The challenger, Val Venis enters the arena first and is wearing his signature towel. He gets on the mic and greets the crowd with his “Hello Ladies” and proceeds to talk about the women of NYC, and getting some positive reactions. For those that don’t know Venis was a porn star themed gimmick that was pretty well received. This was definitely a Vince Russo idea. The Big Valbowski finishes with “I came, I saw and I came again.” Kicking the show off in proper Attitude Era fashion with some semen jokes, nice. The European Champion and Nation of Domination member, D-Lo Brown enters next with his neck on a swivel and talkin’ smack the whole time. I always was a fan of D-Lo and think he will be entering the Hall of Fame in the coming years. JR mentions the chest protector that D-Lo is wearing to protect an injured Pectoral Muscle. This would be the theme of the match. After some collar and elbow locks, that seem to go on forever, Brown gains the advantage when Val attempts to chop the chest of D-Lo, but encounters the chest protector. This hurts the wrist of Venis and allows Brown the edge. He works Val with various splashes protecting the chest. Venis avoids a splash in the corner and regains some steam with a Russian leg sweep. D-Lo soon leaves the ring to stop the gaining momentum of Venis.
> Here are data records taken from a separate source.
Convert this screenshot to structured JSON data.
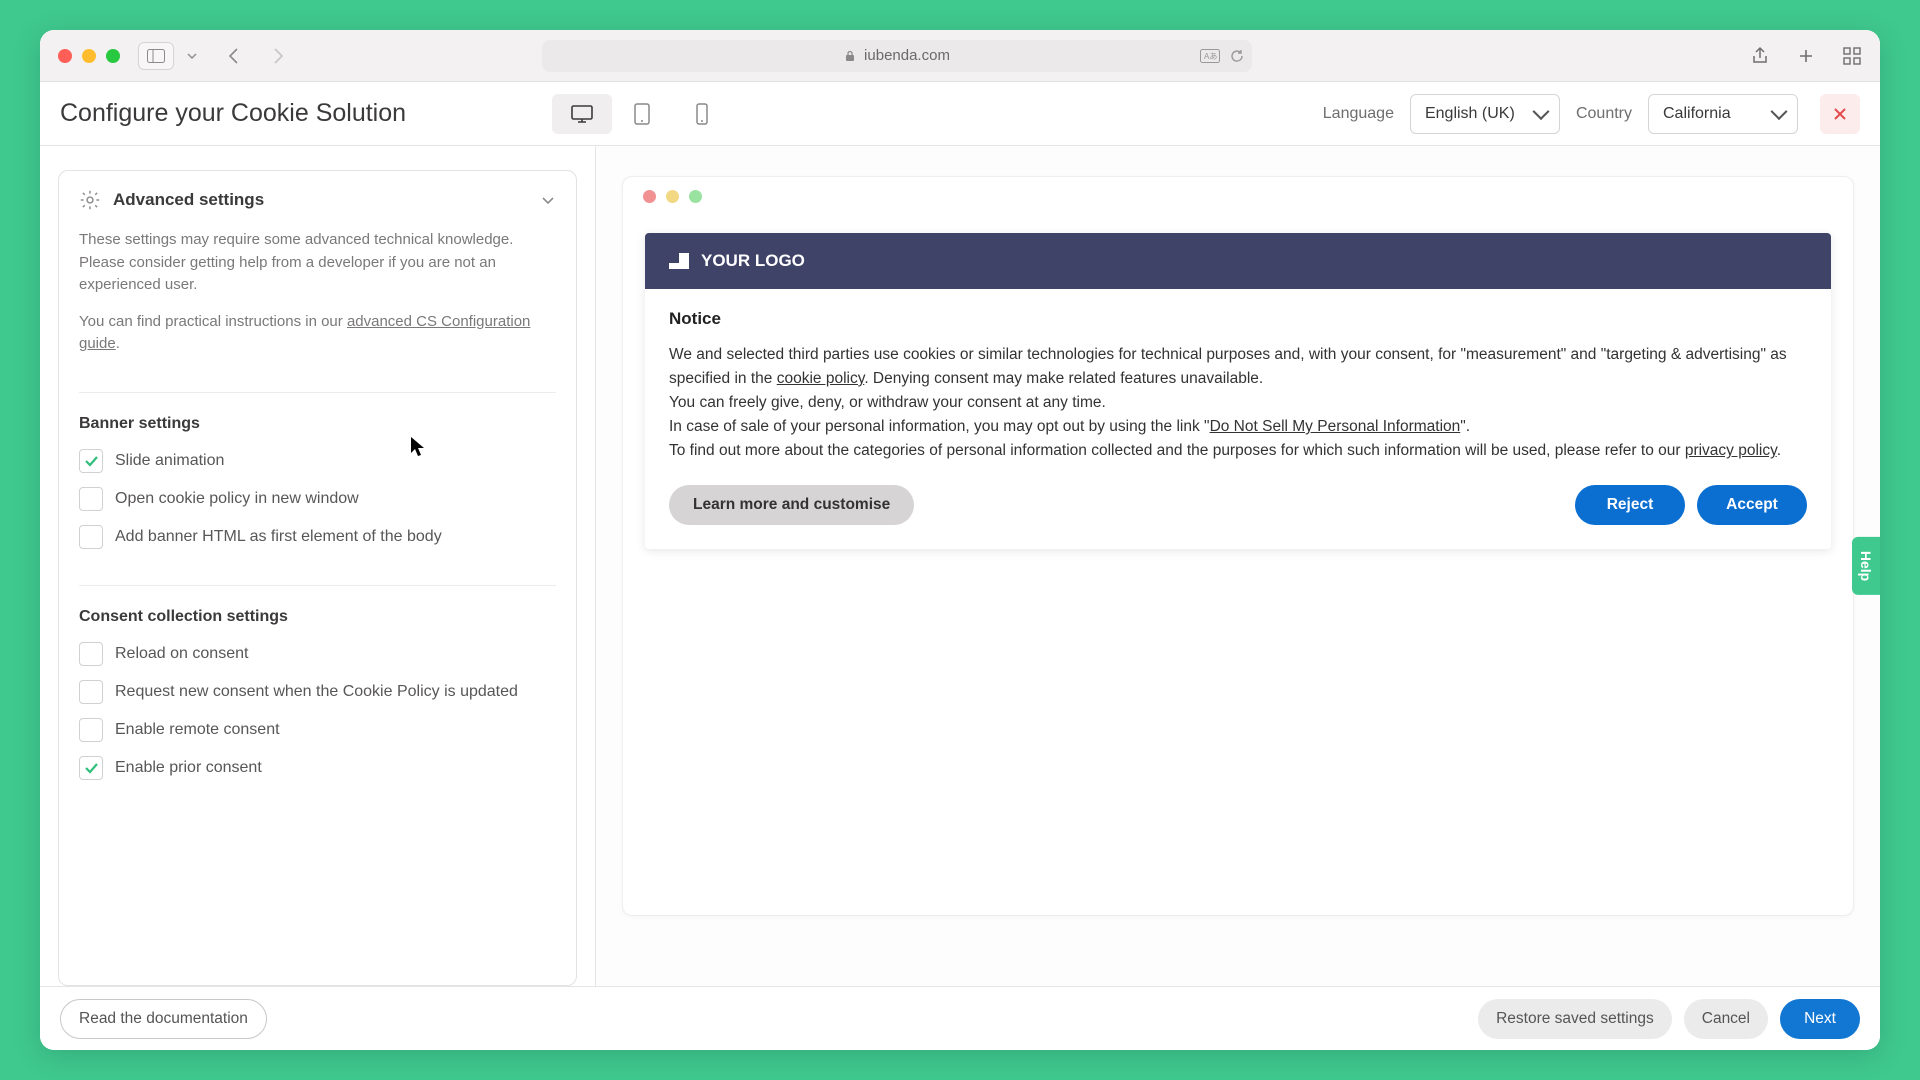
{
  "browser": {
    "url": "iubenda.com"
  },
  "header": {
    "title": "Configure your Cookie Solution",
    "language_label": "Language",
    "language_value": "English (UK)",
    "country_label": "Country",
    "country_value": "California"
  },
  "sidebar": {
    "section_title": "Advanced settings",
    "desc1": "These settings may require some advanced technical knowledge. Please consider getting help from a developer if you are not an experienced user.",
    "desc2_prefix": "You can find practical instructions in our ",
    "desc2_link": "advanced CS Configuration guide",
    "desc2_suffix": ".",
    "banner_title": "Banner settings",
    "banner_items": {
      "slide": "Slide animation",
      "newwin": "Open cookie policy in new window",
      "addhtml": "Add banner HTML as first element of the body"
    },
    "consent_title": "Consent collection settings",
    "consent_items": {
      "reload": "Reload on consent",
      "renew": "Request new consent when the Cookie Policy is updated",
      "remote": "Enable remote consent",
      "prior": "Enable prior consent"
    }
  },
  "preview": {
    "logo_text": "YOUR LOGO",
    "notice_title": "Notice",
    "p1a": "We and selected third parties use cookies or similar technologies for technical purposes and, with your consent, for \"measurement\" and \"targeting & advertising\" as specified in the ",
    "p1_cookie": "cookie policy",
    "p1b": ". Denying consent may make related features unavailable.",
    "p2": "You can freely give, deny, or withdraw your consent at any time.",
    "p3a": "In case of sale of your personal information, you may opt out by using the link \"",
    "p3_link": "Do Not Sell My Personal Information",
    "p3b": "\".",
    "p4a": "To find out more about the categories of personal information collected and the purposes for which such information will be used, please refer to our ",
    "p4_link": "privacy policy",
    "p4b": ".",
    "learn_btn": "Learn more and customise",
    "reject_btn": "Reject",
    "accept_btn": "Accept"
  },
  "help_tab": "Help",
  "footer": {
    "docs": "Read the documentation",
    "restore": "Restore saved settings",
    "cancel": "Cancel",
    "next": "Next"
  }
}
When Brown re-enters the pair go back and fourth, mostly trading Irish whips. Val receives the first big pop when, off the ropes, he lifts D-Lo for a nice spinebuster slam. This leads to the first near fall, a two count. At this point we are shown a member of The Brood, Edge, in the crowd. They continue to trade momentum and D-Lo gets his first nice pop after an elbow drop from the second rope. This leads to another two count. The crowd really pops when Brown puts Venis in a Texas cloverleaf. It seemed to me that the hold wasn’t applied quite right and it led to it being released soon after it was locked on. Brown Val avoids a senton from the second rope. This would allow the crowd to start to rally behind Venis for a comeback and he does. Val is set to deliver the Money Shot on D-Lo, sounds bad I know, but Brown catches Venis mid-air and lands the powerbomb. This was nicely executed and the crowd popped as well. But this, too, would only garner a two count from the ref. A driving DDT follows but again only the near fall. Brown goes to the top rope but Val catches him this time and drives him to the mat with a powerslam. But yet again, another false finish that leaves the crowd bummed. Val continues to mount the offensive and after a few suplexs, D-Lo is in the middle of the ring and Venis is climbing the ropes. Val Venis attempts the Money Shot, a hybrid frogsplash, but Brown manages to raise the knees and the crowd is in disbelief. D-Lo attempts to powerbomb Val but the spot is blown and he drops Venis sloppily to the mat. He attempts it again and is successful this time with a sitting powerbomb variant. This sets up for one of my favorite versions of the frogsplash, The Lo-Down. D-Lo leaps from the top and pumps for the splash but Venis manages to roll out of harms way. This allows for Val to regain the edge and remove the chest protector from D-Lo, which he then puts on himself. The ref tries to stop him from climbing the turnbuckles and in doing so causes Val to fall on the “Big Valbowski” and this turns the heat up with the crowd. This leads to Val shoving the ref and Brown regaining the momentum and his chest protector. Before the match can continue the bell rings and Val Venis is DQed for shoving the official. D-Lo retains and Val Venis goes on to Money Shot the referee.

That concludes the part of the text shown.